The Secret Dirty Shaft - 405 Magazine

The Secret Dirty Shaft

Lauren Hammack’s humorous explanations of how Secret Santa and Dirty Santa can each leave the office with one big loser.


Now that the presidential election is (mercifully) behind us, my co-workers and I are ready for our office’s main voting event: a ballot to decide whether the office holiday gift exchange will be Secret Santa – which would have us drawing a co-worker’s name of out of a hat and buying him or her a gift – or Dirty Santa, the more widely observed game of exchange-steal-brood-steal back.

The ghosts of my Christmases Past continue to haunt me about being on the receiving end of either arrangement. No matter the packaging, whether Secret or Dirty, I always get the shaft.

Here is where I try to console myself that it’s better to give than to receive (and in the case of the shaft, I really do agree). I tell myself that the fun is in enjoying the game and seeing where the gifts end up. In the case of Dirty Santa – a game whose name is not arbitrary – the covetable gifts are quickly unveiled, admired and snatched up three times until they land in the candy cane-sticky hands of the same jerk who brought the shaft, valued $20 below the group’s agreed-upon price point for all gifts. Not that the price should matter – it’s the thought that counts, I try to remind myself as I rehearse an explanation for the Walgreen’s manager in my attempt to return an item without a receipt 15 minutes after the Dirty Santa exchange.

Although it comes from the same phylum, Secret Santa has a slight edge over Dirty in civility alone.
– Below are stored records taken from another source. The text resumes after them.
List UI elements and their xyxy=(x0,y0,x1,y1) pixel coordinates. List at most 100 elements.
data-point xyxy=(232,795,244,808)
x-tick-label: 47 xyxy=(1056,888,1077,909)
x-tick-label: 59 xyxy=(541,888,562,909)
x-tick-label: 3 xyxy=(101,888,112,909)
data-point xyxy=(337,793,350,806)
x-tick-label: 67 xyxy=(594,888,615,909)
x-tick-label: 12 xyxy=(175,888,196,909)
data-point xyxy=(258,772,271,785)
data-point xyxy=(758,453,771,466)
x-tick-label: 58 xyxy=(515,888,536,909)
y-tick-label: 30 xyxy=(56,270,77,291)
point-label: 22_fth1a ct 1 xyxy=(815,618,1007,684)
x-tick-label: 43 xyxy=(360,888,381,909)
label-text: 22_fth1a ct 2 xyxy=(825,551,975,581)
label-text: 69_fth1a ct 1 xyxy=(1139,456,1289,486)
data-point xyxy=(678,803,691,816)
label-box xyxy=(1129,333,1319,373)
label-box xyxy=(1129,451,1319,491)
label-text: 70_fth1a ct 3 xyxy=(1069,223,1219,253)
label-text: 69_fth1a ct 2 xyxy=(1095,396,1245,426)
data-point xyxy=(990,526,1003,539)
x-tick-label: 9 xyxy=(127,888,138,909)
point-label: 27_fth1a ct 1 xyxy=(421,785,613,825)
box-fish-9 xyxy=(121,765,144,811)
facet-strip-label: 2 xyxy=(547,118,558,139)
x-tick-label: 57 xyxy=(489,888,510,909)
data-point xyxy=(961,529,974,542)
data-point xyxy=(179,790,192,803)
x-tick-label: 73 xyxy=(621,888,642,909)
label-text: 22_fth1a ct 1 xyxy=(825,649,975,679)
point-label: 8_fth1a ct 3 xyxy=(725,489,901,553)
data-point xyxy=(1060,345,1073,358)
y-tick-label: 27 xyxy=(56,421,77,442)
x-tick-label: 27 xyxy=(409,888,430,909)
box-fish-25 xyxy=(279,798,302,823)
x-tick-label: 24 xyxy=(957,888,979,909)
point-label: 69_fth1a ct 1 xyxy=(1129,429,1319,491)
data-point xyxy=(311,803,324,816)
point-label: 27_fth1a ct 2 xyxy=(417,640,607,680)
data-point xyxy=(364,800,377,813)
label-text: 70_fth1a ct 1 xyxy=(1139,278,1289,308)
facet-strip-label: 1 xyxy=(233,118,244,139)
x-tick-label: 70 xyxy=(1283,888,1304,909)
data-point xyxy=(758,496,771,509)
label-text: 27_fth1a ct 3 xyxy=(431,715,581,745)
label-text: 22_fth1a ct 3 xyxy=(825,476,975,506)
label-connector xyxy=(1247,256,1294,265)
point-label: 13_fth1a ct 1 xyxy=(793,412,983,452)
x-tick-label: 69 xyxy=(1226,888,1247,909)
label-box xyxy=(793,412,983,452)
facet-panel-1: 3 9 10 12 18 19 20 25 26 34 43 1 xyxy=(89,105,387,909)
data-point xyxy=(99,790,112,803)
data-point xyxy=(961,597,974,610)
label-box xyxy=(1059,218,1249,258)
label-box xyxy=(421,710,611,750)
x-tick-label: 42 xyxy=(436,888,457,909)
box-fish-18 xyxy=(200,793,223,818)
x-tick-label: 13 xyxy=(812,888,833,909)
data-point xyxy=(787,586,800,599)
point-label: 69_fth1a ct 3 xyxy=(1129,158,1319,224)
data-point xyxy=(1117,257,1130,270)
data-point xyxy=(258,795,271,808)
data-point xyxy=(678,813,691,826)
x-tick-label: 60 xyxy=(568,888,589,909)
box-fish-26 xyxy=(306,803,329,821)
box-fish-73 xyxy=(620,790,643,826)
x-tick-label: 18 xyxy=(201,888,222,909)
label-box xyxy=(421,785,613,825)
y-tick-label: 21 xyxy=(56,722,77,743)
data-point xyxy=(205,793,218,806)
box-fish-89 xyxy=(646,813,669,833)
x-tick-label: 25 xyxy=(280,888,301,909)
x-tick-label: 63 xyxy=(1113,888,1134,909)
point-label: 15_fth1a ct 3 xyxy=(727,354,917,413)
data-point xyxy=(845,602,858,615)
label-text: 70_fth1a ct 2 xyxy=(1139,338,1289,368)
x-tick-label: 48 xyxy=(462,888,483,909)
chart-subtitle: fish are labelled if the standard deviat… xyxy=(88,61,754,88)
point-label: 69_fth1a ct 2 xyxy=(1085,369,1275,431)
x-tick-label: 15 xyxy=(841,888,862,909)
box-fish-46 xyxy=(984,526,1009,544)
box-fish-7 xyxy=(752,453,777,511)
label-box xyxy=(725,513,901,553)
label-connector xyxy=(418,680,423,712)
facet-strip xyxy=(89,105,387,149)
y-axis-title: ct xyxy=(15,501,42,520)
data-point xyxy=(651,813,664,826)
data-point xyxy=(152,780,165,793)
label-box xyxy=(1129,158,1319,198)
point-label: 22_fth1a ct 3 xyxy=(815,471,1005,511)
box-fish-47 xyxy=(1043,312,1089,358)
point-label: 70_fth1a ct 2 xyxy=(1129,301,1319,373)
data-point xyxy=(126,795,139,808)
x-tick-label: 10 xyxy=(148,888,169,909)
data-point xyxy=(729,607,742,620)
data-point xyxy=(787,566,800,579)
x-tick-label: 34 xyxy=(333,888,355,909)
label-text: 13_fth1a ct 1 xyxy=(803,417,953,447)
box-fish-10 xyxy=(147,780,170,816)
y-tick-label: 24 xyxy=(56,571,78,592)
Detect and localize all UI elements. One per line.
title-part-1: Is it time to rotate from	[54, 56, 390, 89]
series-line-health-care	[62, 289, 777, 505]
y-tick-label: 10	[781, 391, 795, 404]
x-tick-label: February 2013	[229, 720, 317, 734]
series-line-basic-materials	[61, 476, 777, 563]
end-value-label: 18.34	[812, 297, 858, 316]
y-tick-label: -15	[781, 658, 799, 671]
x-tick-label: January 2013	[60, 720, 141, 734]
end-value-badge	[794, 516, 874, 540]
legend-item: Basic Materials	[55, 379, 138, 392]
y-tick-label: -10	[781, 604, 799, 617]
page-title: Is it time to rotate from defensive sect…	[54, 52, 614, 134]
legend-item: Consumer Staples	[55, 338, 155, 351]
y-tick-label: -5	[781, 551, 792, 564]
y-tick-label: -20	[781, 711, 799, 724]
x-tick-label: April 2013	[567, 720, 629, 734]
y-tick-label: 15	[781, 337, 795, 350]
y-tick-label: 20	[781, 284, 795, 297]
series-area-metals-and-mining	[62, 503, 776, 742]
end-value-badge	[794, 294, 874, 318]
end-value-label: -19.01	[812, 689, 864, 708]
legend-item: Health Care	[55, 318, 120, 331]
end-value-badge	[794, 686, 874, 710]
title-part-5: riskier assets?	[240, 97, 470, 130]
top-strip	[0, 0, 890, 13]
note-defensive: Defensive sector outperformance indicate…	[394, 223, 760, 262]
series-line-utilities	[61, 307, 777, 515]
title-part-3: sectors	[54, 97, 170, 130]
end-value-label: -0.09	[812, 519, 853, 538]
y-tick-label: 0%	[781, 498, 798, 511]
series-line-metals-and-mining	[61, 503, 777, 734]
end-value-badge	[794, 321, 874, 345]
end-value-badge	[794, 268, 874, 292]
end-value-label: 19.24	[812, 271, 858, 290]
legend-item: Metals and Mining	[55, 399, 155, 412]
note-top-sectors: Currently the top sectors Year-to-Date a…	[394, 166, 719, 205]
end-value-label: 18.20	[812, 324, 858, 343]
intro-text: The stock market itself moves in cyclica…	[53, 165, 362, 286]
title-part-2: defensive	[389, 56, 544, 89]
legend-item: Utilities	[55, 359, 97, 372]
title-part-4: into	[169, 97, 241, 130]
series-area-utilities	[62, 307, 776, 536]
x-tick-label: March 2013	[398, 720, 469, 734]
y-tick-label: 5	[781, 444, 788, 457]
If things get bitter in Secret Santa (I’ve got the puff-paint sweatshirt to prove it), the secret can stay as bitter and as secret as you’re willing to keep it (still bitter). In the case of Dirty Santa, your bitterness and the justification for it are right out there for everyone to behold … before turning their attention to the next item they’d like to steal.

In terms of getting something you really want (and remember, the true focus of both gift exchanges should be about the giving, not the getting – keep telling yourself that until you can say it silently without moving your lips), your odds are better with Dirty Santa simply because of the potential number of times you could have “at bat.”
With Secret Santa, the fate of your gift satisfaction rests entirely upon the judgment of one co-worker. Think about that as you’re taking the long way around to avoid someone’s story about the proper way to wield a lightsaber.

On the other hand, Secret Santa allows for enough pre-game reconnaissance among co-workers to tip the scales in favor of someone like me. To avoid being on the receiving end of the Secret Dirty Shaft yet again, I make no secret about my Secret Santa wish list. In fact, the lucky co-worker who draws my name from the Santa hat will have a road map to my happiness, starting with just one gift.

As it does with every holiday and each day in between, my roving eye has caught a glimpse of something online that I might want for myself – in this case, a one-pound bag of just the marshmallows from a box of Lucky Charms. It’s everything you love about Lucky Charms, and nothing you don’t.

Seeing the marshmallows sets my gift-giving mind into motion, sparking magically delicious inspiration for the rest of my not-so-Secret Santa wish list:

1. I think millions of Hostess fans would side with me in saying that the outside cake of a Twinkie or Ding Dong is just the vehicle for the only part they care about: the creamy filling. I’ll just have a 5-pound tub of that.

2. In my family, every birthday comes with a giant chocolate chip cookie from the mall, slathered with a sailboat motif and a manifesto of a birthday message, since this combination produces the highest yield of glorious, artery-choking frosting. Despite  my persistence in the nautical charade, I’ve never scored the ultimate gift: a bag of frosting that I can mainline in the mall parking lot. Make it happen, Secret Santa!

3. In a similar vein, and maybe there’s a cream-filled theme here, I’m tired of pretending to have any interest beyond the Stuf in Double Stuf Oreos. The chocolate cookie is nothing more than padding to contain the Stuf I love. I’ve also heard that Double Stuf Oreos are vegan-friendly (a claim I refuse to challenge with research), which means a cheese wheel-sized block of the Stuf would represent the extent to which I would ever explore a vegan regimen.

Happy holidays … and may you never be on the giving, or the receiving, end of the Secret Dirty Shaft!